Although the ISA and mining companies propose restoration as a mitigation strategy, the details remain unclear, and current research indicates that the chances of successful recovery are low. The only restoration method under serious consideration—using artificial clay nodules—is estimated to cost a staggering $5.3 to $5.7 million per square kilometer. And, restoration would do little for the stored carbon that could potentially be released from the seabed into the oceans and atmosphere.
All of this is in pursuit of metals that may become obsolete, said Goncalves. He highlighted that technological shifts in electric vehicle batteries, for example, are reducing demand for the ocean’s metals. The industry is increasingly adopting lithium iron phosphate batteries, which do not require nickel or cobalt. LFP batteries accounted for 40% of the global EV battery market in 2023, up from 30% in 2021.
“The words ‘sustainable’ and ‘mining’ don’t go together—they’re an oxymoron.”
Max Bello
international ocean policy expert, Blue Marine Foundation
Given the boundless risks and uncertainties, environmental advocates, including World Wildlife Fund and Greenpeace, have called for leaders at this week’s United Nations Ocean Conference to advance progress toward a deep-sea mining moratorium.
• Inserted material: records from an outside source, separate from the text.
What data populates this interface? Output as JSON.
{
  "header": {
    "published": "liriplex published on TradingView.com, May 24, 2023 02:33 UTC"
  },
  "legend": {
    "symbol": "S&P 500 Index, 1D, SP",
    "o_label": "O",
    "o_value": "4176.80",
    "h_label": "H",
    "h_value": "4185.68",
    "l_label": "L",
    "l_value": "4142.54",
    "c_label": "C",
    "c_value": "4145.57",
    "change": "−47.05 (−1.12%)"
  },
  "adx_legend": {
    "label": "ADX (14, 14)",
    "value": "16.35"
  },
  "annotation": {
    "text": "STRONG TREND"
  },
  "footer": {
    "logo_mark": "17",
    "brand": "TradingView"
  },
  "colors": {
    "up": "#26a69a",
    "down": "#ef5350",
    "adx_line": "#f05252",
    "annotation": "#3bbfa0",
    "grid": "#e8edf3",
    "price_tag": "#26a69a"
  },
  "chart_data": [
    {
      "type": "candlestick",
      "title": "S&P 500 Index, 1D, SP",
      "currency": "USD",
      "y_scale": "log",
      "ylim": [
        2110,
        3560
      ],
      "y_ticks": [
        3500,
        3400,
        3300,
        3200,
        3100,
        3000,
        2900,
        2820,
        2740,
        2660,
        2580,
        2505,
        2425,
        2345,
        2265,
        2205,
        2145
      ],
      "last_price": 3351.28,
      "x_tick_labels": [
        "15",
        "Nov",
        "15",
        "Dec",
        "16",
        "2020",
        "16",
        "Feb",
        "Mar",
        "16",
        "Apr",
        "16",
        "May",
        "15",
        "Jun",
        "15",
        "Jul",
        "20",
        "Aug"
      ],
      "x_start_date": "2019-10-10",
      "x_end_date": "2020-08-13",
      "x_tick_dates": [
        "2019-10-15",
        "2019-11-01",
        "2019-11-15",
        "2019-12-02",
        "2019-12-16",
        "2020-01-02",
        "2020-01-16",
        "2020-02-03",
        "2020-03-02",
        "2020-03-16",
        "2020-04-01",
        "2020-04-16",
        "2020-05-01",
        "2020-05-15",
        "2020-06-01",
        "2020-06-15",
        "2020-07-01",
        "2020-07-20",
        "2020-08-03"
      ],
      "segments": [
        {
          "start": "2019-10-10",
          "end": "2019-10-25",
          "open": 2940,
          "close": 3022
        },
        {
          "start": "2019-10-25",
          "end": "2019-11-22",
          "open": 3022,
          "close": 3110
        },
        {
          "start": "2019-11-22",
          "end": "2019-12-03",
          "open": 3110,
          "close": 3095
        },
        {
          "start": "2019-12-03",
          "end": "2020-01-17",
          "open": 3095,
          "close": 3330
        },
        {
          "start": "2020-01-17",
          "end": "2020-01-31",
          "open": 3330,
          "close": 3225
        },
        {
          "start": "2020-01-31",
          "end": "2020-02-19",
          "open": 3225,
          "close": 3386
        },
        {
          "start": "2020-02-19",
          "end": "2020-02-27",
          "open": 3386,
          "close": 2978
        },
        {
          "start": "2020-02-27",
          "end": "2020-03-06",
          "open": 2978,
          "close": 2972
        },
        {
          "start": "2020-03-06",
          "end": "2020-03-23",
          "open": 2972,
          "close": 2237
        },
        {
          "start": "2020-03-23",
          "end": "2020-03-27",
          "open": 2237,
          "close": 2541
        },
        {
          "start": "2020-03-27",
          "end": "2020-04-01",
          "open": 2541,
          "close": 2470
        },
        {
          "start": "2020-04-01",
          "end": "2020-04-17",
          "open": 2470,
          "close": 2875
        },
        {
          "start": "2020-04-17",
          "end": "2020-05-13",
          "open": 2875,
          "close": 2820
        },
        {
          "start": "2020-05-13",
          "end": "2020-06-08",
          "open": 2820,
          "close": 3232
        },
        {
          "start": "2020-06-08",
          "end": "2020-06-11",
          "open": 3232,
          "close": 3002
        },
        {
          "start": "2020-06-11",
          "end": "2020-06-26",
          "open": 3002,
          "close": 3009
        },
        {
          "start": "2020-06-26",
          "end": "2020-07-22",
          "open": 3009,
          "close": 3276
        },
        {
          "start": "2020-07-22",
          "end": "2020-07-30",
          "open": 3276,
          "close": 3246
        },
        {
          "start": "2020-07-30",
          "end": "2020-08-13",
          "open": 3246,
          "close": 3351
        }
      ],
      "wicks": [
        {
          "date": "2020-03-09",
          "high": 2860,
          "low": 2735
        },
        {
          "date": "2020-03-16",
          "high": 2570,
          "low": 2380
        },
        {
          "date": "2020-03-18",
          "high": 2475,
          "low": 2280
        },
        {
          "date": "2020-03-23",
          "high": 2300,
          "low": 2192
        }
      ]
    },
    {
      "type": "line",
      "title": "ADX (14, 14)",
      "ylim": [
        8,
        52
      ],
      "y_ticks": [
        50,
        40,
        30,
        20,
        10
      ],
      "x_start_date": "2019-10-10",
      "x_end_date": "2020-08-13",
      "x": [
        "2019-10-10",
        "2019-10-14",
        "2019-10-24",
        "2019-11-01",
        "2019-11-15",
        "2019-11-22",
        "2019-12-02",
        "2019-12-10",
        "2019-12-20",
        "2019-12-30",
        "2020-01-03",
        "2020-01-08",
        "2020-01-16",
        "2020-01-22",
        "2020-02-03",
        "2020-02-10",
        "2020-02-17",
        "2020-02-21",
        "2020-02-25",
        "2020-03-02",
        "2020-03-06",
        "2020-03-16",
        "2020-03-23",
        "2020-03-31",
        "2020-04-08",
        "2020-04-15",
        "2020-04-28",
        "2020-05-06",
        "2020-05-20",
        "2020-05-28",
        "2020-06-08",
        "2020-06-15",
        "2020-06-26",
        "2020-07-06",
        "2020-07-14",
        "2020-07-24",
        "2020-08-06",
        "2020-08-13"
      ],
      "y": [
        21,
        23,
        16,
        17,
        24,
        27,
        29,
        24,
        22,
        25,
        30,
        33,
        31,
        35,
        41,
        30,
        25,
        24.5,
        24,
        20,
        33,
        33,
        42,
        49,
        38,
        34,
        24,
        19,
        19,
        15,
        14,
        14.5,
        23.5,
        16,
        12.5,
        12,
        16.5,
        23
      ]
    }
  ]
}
Eleven countries, including Canada, Peru, and the United Kingdom, have supported a ban or moratorium on deep-sea mining. Companies including Google, BMW, Samsung, and Volvo have, too. The third and supposedly final draft of this year’s UNOC declaration, however, which was seen by Atmos, makes no mention of a moratorium.
“Even developing countries are aware that this is about the future—it is human rights, having healthy and clean ecosystems,” said Bello. Bello’s home country of Chile is the world’s top copper producer and second-largest lithium producer, but land-based mining has poisoned coastal communities, Indigenous peoples, rivers, and oceans. Many worry that mining in the sea could repeat those harms.
“Mining is a very impactful activity no matter where it happens,” Bello said. “The words ‘sustainable’ and ‘mining’ don’t go together—they’re an oxymoron.”